The Coalition is still pushing its line that environmental repair requires the selling of our national publicly owned telecommunications company, Telstra. This pretense of environmental concern is wearing thin, however, with the raft of other destructive, anti-environment, anti-community projects being pursued — open slather uranium mining, greenhouse gas emission, woodchipping, development of the Hinchinbrook Island resort and the dangerous proposal to carry highly polluting slurry 290 km across Carpentaria Gulf country to save CRA a small proportion of its projected earnings from the proposed Century Zinc mine.
It's painfully obvious that the Coalition's interest in the environment extends only as far as the next mining company or financially dubious developer's proposal to rip into it. That's also why the Coalition isn't prepared to fund spending on environmental repair or any other socially imperative project — health, housing, public transport, education, social security — on an ongoing basis.
If the Coalition was serious about environmental repair, it would fund it from taxation, not make it conditional on the sale of a publicly owned company providing, relatively equitably, an essential service to all Australians. Public assets can be sold once only, but essential projects like environmental repair will need funding long after the last of Telstra has vanished into the rapacious hands of big business, taking with it an affordable telecommunications service for ordinary people.

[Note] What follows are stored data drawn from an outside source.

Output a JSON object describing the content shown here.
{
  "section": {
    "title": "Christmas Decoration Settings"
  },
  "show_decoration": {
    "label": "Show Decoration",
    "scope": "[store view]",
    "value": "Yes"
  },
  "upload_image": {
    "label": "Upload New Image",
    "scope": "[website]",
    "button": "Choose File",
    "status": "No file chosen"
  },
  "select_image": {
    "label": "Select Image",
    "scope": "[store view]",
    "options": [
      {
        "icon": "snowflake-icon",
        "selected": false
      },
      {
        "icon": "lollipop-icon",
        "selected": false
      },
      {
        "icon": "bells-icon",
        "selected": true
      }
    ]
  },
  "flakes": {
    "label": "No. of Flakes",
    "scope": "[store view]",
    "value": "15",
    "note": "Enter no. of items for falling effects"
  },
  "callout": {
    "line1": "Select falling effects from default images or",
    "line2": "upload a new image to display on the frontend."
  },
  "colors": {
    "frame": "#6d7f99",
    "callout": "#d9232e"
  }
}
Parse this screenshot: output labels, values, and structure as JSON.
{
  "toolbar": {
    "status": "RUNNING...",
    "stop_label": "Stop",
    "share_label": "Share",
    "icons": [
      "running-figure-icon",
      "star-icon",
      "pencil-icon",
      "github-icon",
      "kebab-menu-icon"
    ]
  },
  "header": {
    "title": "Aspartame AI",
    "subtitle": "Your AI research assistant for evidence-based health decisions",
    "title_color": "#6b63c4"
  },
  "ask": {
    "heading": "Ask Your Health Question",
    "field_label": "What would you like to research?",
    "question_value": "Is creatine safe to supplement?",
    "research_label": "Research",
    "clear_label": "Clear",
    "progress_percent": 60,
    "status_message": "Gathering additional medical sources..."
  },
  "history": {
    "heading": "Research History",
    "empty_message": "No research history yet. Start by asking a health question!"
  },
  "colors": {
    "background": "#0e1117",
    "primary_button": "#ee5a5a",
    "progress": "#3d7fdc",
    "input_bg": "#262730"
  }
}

Developments in telecommunications technology have produced a big increase in productivity and massive Telstra profits in recent years — $1.5 billion paid in dividends and taxes in the last two years. These funds could and should be put to the service of the community, for environmental repair and other essential needs. Telstra could remain a public service provider, ensuring that ordinary consumers receive an affordable telephone and other telecommunications service, regardless of where they live or how long they spend on the telephone.
Environmentalists need to recognise that there is a link between the privatisation of Telstra and the environment — but not the one that Howard describes. The interests of the community and the environment are linked by the fact that the politicians of both major parties systematically sacrifice them to big business profits. That's why all environmentalists need to get seriously involved in the campaign against the sale of Telstra and stop John Howard from misusing the environment as a pretext for the Telstra giveaway.